Simon Hulstone has an abundance of creativity and skill to amaze his diners. No doubt, a chef of his calibre would be running for a second star in London if he was in the right Park Lane hotel. A day trip to the Elephant Restaurant will certainly leave you with some striking memories.
Across Hulstone’s well balanced tasting menu, you’ll find what is missing at restaurants like Seven Park Place; flavour. The deconstructed samosa is a lovely starter, which is prettily dressed-up with crisp beetroot, a light goat’s cheese foam and a heady white truffle dressing.

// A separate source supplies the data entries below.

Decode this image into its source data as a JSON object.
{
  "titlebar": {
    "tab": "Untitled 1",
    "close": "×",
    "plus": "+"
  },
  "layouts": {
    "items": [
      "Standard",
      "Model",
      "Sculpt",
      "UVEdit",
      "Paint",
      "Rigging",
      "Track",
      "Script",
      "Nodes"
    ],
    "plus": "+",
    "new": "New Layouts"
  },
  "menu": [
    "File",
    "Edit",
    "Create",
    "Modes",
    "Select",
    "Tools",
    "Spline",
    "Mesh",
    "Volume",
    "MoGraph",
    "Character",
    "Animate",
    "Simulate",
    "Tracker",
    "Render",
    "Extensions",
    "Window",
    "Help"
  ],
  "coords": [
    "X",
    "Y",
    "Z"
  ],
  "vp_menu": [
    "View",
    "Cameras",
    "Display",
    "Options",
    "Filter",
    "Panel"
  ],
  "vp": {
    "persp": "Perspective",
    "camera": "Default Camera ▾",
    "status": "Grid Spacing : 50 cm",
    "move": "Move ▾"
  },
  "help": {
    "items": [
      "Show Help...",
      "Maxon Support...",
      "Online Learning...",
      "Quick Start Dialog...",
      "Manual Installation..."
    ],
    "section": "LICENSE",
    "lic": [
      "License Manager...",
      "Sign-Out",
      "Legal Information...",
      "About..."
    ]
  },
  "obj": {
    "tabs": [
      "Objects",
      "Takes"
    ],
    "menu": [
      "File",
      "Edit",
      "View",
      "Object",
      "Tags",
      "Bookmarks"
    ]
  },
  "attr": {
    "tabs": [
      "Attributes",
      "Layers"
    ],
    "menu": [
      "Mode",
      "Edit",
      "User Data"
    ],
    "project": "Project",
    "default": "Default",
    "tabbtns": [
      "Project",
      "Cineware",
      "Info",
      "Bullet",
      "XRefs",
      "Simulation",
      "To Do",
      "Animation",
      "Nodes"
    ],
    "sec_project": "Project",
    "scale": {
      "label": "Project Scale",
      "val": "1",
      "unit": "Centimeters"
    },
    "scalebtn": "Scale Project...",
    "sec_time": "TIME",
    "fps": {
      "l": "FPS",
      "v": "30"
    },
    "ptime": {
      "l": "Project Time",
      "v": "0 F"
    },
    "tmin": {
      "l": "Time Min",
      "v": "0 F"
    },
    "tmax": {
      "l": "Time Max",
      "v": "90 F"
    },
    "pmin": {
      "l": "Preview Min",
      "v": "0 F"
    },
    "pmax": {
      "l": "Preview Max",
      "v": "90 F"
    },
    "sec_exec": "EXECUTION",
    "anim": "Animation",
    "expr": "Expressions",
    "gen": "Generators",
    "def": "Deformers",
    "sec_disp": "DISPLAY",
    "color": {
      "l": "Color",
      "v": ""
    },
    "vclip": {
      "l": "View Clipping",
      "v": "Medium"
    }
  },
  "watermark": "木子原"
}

A truly surprisingly little dish that a lot of chefs would be proud to have created.
But it’s also the simplicity of dishes like the homemade tortellini, filled with ham hock, dropped on a sea of toffee pea velouté which really surprise. Playing on traditional ham and pea soup, this course is so fresh and delicious, not to mention sublimely presented.
Onto the fish course and a succulent piece of pan-fried halibut is simply served with a classic verjus; sumptuous. Though the duck is just is good, cooked rosé to perfection, with its honeyed pak choi and celeriac purée accompaniments, giving you a smart display of French Chinese fusion.
Your experience will come to a polarising end with the somewhat unimaginatively named chocolate and banana combo, which delivers what most chefs can only aspire to. With a smear of roasted banana and a strong chocolate ganache, the elements that make this course stand-out are the crispy feuillantine wafers and out-of-this-world salted butter ice cream. While the ice cream may not be to everyone’s taste, this dish is certainly not the disappointing, unimaginative end to a meal that diners often expect.
If you’re on the English Riviera, the Elephant Restaurant is definitely a ‘must eat’ destination; a real winner on beauty and flavour.